方位磁石の指す方向。
第7章 scene 6
一睡もできなかった。
翔さんのことが気になって。
…もう。バカ。
俺こんなに翔さんのこと好きなのに
翔さんはどうなんだよ。
ばあか。
大嫌いだ。
俺ばっかが想ってたって
意味ないんだから。
思わせぶりな態度ばっかとって、
そんなことなくって。
…ズルいよ。
ドキドキしてるのは、
いつも俺じゃんか。
振り回されてるのも、俺。
…でもそんな翔さんが、
そんな翔さんを、
好きになってしまったんだから──…
「は?休み…?」
「んー、なんか翔ちゃん
風邪引いたとかなんとかで
今日休むってゆってたよー?」
「そっ…か、…ありがと、相葉さん。
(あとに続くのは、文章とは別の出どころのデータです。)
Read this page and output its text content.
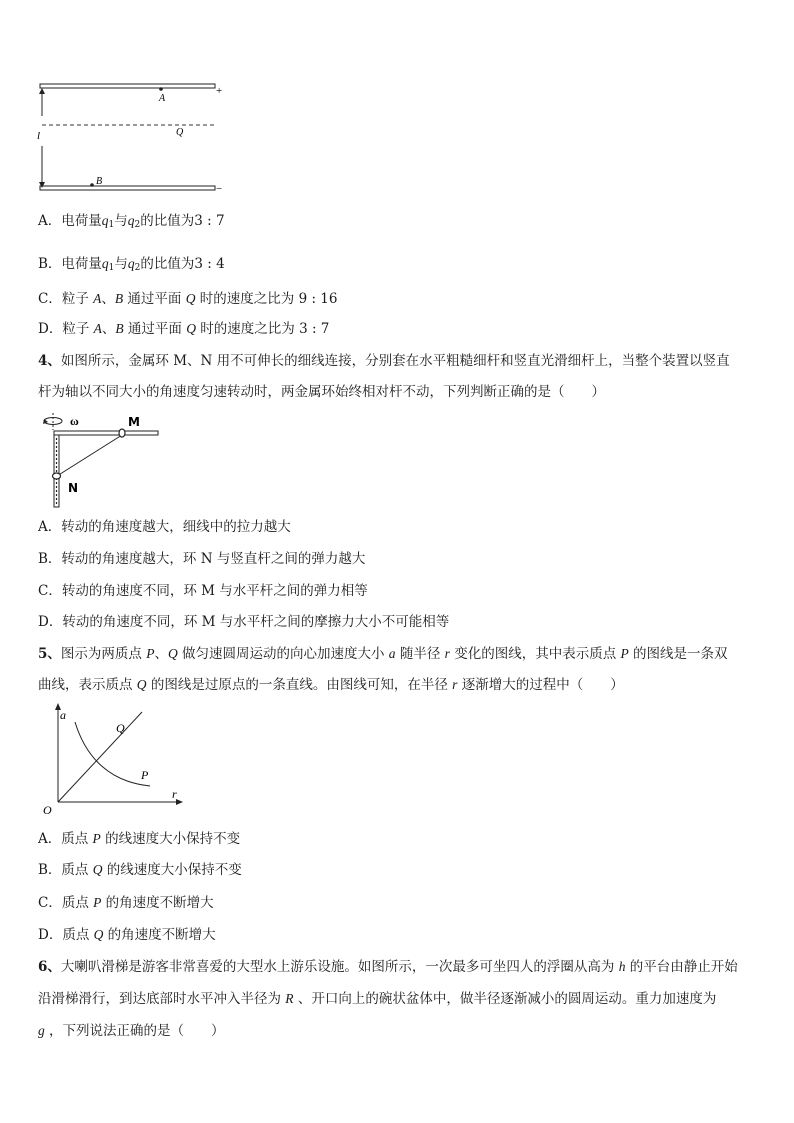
A
Q
B
l
+
−
A．电荷量$q_1$与$q_2$的比值为3 : 7
B．电荷量$q_1$与$q_2$的比值为3 : 4
C．粒子 A、B 通过平面 Q 时的速度之比为 9 : 16
D．粒子 A、B 通过平面 Q 时的速度之比为 3 : 7
4、如图所示，金属环 M、N 用不可伸长的细线连接，分别套在水平粗糙细杆和竖直光滑细杆上，当整个装置以竖直
杆为轴以不同大小的角速度匀速转动时，两金属环始终相对杆不动，下列判断正确的是（　　）
ω	M
N
A．转动的角速度越大，细线中的拉力越大
B．转动的角速度越大，环 N 与竖直杆之间的弹力越大
C．转动的角速度不同，环 M 与水平杆之间的弹力相等
D．转动的角速度不同，环 M 与水平杆之间的摩擦力大小不可能相等
5、图示为两质点 P、Q 做匀速圆周运动的向心加速度大小 a 随半径 r 变化的图线，其中表示质点 P 的图线是一条双
曲线，表示质点 Q 的图线是过原点的一条直线。由图线可知，在半径 r 逐渐增大的过程中（　　）
a
r
O
Q
P
A．质点 P 的线速度大小保持不变
B．质点 Q 的线速度大小保持不变
C．质点 P 的角速度不断增大
D．质点 Q 的角速度不断增大
6、大喇叭滑梯是游客非常喜爱的大型水上游乐设施。如图所示，一次最多可坐四人的浮圈从高为 h 的平台由静止开始
沿滑梯滑行，到达底部时水平冲入半径为 R 、开口向上的碗状盆体中，做半径逐渐减小的圆周运动。重力加速度为
g ，下列说法正确的是（　　）
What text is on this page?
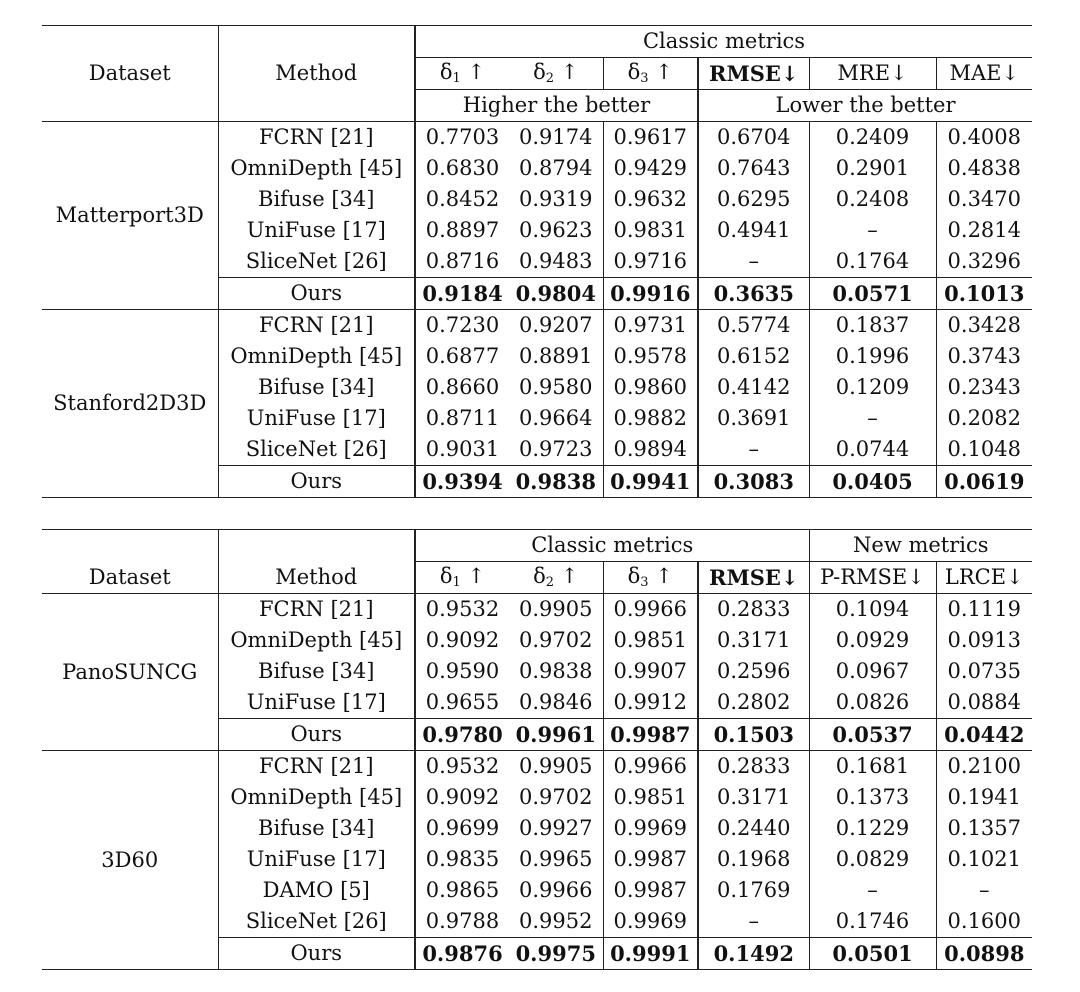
Dataset	Method	Classic metrics					
		$\delta_1$ ↑	$\delta_2$ ↑	$\delta_3$ ↑	RMSE↓	MRE↓	MAE↓
		Higher the better			Lower the better		
Matterport3D	FCRN [21]	0.7703	0.9174	0.9617	0.6704	0.2409	0.4008
	OmniDepth [45]	0.6830	0.8794	0.9429	0.7643	0.2901	0.4838
	Bifuse [34]	0.8452	0.9319	0.9632	0.6295	0.2408	0.3470
	UniFuse [17]	0.8897	0.9623	0.9831	0.4941	–	0.2814
	SliceNet [26]	0.8716	0.9483	0.9716	–	0.1764	0.3296
	Ours	0.9184	0.9804	0.9916	0.3635	0.0571	0.1013
Stanford2D3D	FCRN [21]	0.7230	0.9207	0.9731	0.5774	0.1837	0.3428
	OmniDepth [45]	0.6877	0.8891	0.9578	0.6152	0.1996	0.3743
	Bifuse [34]	0.8660	0.9580	0.9860	0.4142	0.1209	0.2343
	UniFuse [17]	0.8711	0.9664	0.9882	0.3691	–	0.2082
	SliceNet [26]	0.9031	0.9723	0.9894	–	0.0744	0.1048
	Ours	0.9394	0.9838	0.9941	0.3083	0.0405	0.0619

		Classic metrics				New metrics	
Dataset	Method	$\delta_1$ ↑	$\delta_2$ ↑	$\delta_3$ ↑	RMSE↓	P-RMSE↓	LRCE↓
PanoSUNCG	FCRN [21]	0.9532	0.9905	0.9966	0.2833	0.1094	0.1119
	OmniDepth [45]	0.9092	0.9702	0.9851	0.3171	0.0929	0.0913
	Bifuse [34]	0.9590	0.9838	0.9907	0.2596	0.0967	0.0735
	UniFuse [17]	0.9655	0.9846	0.9912	0.2802	0.0826	0.0884
	Ours	0.9780	0.9961	0.9987	0.1503	0.0537	0.0442
3D60	FCRN [21]	0.9532	0.9905	0.9966	0.2833	0.1681	0.2100
	OmniDepth [45]	0.9092	0.9702	0.9851	0.3171	0.1373	0.1941
	Bifuse [34]	0.9699	0.9927	0.9969	0.2440	0.1229	0.1357
	UniFuse [17]	0.9835	0.9965	0.9987	0.1968	0.0829	0.1021
	DAMO [5]	0.9865	0.9966	0.9987	0.1769	–	–
	SliceNet [26]	0.9788	0.9952	0.9969	–	0.1746	0.1600
	Ours	0.9876	0.9975	0.9991	0.1492	0.0501	0.0898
」
そっか。
…お見舞いとか、行ったほうがいいかな。
行ってもいいよね…。
恋人なんだし。
「う〜…」
「なーに唸ってんの?」
「…時間進むの、遅いっ!」
「なんかあんの?これから」
「…んー、まあちょっとだけね…?」
「ふーん、」
「…なんだよ」
「宿題、いいの?」
「あっ…忘れてた…」
急いで潤くんにプリントを写させてもらう。
…んー、やっぱ潤くんは
字が綺麗だなぁ。
なんて変なところに感心しながら。